Overview
We no longer maintain this tutorial. Here are some up-to-date image recognition tutorials that you can view:
- Adding sight to your sensors using the OpenMV Cam H7 Plus and Edge Impulse
- Learn how to use Tensorflow Lite for Microcontrollers to run a neural network to recognize people in images
This guide shows you how to perform real-time image recognition on a low-power Arm Cortex-M7 processor, using the Arm CMSIS-NN library, version CMSIS 5.7.0. The Cortex-M7 processor is found in a range of solutions from various microcontroller vendors.
Watch a video demo of the steps in this guide:
Increased compute performance in the smallest Cortex-M-based devices is enabling more data processing to move to the edge. Machine learning (ML) no longer needs to take place in the cloud or only on advanced application processors. Now, you can take advantage of the benefits afforded by edge computing, such as reduced bandwidth and time-to-decision, increased privacy and reliability, all without relying on an internet connection.

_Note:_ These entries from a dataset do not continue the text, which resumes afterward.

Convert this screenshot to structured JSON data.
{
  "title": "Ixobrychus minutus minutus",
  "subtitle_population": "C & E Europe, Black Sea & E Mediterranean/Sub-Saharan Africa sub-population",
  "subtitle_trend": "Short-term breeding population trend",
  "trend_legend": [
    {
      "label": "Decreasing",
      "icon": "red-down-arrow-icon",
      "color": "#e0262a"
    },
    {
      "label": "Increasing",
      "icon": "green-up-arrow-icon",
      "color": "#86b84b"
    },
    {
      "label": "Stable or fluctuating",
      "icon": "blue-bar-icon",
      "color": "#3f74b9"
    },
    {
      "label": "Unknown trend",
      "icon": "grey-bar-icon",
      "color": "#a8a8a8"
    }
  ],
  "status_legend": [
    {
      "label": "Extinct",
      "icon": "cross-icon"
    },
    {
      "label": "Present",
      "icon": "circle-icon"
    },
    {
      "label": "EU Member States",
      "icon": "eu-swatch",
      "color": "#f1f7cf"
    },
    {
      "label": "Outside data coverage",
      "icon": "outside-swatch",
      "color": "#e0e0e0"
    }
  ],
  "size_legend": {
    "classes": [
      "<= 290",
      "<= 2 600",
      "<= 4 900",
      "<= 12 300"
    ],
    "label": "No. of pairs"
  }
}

ML at the edge offers new possibilities for new real-time decision-making applications, from voice recognition for smart speakers to facial detection for surveillance cameras.
Before you begin
To complete this guide, you'll need some equipment and to download some software for building the final code that runs on the board:
Hardware
Note: All the steps can be easily adapted for a different board. We have chosen a specific board to demonstrate the full workflow of how to set up, deploy, and run the code.
Software
- Ubuntu 16.04
- Python 2.7.12
- Caffe
- GNU Arm Embedded Toolchain. Recommended version: gcc-arm-none-eabi-7-2017-q4-major
Define the problem and the model
Our objective here is to find the best way to have your embedded device run image recognition, in order to make your edge device more responsive, reliable, energy efficient and secure by ensuring that your data is processed on the device, rather than in the cloud.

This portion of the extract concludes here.